The rest of the 100 (in alphabetical order): Runa Kobayashi, senior manager, Nikkei America
There are two approaches to resolving a strategic threat. Spend a lot on buying a fix in the short term, while try to improve the innovation capabilities to avoid it happening again in the longer term.
For Japan’s largest media group, Nikkei, the acquisition of news provider Financial Times from UK-based education provider Pearson, last year helped solve the shorter-term need.

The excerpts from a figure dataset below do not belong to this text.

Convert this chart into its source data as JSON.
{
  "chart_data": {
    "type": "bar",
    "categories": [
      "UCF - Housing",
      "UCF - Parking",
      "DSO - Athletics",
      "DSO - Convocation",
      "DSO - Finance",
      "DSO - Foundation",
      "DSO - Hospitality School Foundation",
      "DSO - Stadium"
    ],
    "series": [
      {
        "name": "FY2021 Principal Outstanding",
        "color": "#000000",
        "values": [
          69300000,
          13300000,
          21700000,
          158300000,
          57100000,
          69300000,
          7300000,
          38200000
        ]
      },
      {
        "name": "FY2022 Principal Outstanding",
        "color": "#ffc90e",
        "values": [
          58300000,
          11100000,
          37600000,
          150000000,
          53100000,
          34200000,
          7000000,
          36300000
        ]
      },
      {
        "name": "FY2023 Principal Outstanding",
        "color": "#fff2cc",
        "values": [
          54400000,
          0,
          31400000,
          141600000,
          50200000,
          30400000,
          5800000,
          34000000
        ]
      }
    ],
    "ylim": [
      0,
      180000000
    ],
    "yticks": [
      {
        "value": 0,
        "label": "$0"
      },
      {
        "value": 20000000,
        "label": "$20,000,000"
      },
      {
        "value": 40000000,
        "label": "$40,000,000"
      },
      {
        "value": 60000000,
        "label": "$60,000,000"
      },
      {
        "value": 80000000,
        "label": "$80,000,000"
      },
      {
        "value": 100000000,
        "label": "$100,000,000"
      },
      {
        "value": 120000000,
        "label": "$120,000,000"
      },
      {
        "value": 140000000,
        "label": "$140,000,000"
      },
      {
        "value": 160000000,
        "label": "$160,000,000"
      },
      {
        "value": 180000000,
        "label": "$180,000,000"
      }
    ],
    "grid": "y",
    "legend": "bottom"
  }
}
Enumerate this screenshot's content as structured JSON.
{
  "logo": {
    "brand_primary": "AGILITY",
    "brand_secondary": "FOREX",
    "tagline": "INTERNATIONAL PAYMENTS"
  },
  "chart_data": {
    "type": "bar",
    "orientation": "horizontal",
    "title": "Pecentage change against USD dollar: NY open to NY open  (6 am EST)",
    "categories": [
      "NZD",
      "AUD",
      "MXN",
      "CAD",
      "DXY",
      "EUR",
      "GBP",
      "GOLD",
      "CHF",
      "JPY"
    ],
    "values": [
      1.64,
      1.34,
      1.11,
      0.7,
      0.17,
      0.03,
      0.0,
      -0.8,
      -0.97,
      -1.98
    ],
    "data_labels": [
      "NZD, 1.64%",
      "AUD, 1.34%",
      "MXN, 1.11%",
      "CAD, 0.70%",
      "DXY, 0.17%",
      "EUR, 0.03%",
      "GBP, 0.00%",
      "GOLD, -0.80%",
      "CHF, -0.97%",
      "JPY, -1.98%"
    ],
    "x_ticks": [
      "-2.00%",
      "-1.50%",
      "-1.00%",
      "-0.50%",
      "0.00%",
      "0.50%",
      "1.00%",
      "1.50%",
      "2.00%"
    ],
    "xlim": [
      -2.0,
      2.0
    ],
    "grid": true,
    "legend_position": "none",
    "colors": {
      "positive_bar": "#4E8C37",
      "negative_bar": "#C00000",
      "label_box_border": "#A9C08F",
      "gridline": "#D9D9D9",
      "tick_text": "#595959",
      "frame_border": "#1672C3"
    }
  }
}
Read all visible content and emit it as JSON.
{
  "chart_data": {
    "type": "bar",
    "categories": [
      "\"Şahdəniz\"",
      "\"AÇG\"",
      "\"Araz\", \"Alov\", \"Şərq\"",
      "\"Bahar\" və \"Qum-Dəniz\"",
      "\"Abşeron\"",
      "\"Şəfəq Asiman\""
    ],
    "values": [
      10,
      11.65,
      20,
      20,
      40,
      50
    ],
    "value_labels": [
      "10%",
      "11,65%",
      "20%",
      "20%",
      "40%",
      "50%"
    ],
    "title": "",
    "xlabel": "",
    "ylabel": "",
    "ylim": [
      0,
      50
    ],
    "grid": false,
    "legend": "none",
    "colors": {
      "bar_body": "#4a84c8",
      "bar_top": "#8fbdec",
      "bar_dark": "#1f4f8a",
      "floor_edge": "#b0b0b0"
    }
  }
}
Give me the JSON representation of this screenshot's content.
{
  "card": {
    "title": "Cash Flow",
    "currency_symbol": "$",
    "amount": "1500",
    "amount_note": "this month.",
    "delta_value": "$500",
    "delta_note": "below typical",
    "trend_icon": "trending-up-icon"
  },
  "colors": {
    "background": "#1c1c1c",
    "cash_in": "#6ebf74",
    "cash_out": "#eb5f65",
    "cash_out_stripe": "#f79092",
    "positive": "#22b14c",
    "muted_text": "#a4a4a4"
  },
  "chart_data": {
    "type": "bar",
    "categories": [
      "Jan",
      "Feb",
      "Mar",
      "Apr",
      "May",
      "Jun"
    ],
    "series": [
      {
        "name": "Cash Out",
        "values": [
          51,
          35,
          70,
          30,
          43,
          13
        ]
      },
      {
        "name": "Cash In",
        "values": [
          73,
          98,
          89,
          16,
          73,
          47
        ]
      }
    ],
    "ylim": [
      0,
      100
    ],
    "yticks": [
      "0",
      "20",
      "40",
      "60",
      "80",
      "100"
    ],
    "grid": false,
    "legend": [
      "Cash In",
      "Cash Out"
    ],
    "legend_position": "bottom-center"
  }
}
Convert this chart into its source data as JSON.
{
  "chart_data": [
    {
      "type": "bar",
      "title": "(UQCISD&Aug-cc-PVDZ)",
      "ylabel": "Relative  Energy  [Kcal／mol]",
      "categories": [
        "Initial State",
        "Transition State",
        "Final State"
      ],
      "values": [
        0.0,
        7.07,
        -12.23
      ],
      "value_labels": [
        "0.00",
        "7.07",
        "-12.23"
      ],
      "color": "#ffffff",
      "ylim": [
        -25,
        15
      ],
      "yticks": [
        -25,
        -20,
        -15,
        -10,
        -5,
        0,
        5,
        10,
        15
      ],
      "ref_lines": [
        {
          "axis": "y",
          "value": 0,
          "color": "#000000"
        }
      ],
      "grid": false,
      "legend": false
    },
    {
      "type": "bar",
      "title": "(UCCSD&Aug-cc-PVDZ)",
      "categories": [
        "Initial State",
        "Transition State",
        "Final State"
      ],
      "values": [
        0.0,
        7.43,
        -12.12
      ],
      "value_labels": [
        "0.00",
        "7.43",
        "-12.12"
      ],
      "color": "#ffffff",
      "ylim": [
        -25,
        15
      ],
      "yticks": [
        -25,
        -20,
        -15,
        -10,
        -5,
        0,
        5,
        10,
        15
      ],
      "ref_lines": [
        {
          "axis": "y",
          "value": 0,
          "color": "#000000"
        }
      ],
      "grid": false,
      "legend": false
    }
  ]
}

Runa Kobayashi, senior manager of its US subsidiary, Nikkei America, is helping with the latter. Heading up a digital business department, Kobayashi is looking to develop its nascent corporate venturing unit, create a new business, globalise the current Nikkei business lines and research media and technology trends.
In its coverage of the transaction The Economist news service, also sold by Pearson, said Nikkei’s digital subscribers made up 16% of the 2.7m circulation of its flagship publication, versus 70% for the FT, which shows how pressing the need for action had become.
As Ken Doctor noted in a NiemanLab piece, based on the estimated operating income of the FT Group, Nikkei paid a multiple 43 times its target’s operating income.
Being late in innovation can be relatively expensive. Kobayashi’s experience in venture will help. A former associate at Silicon Valley-based Fenox Venture Capital until March last year, Kobayashi was there when it closed its latest fund with Innotech, a Japanese semiconductor enterprise.
Fenox’s media experience, however, blossomed with its second fund, which was raised with Media Japan before Fenox opened to outside limited partners for its third fund in 2013. That year it also set up the IMJ Fenox joint venture with the IMJ web and mobile group.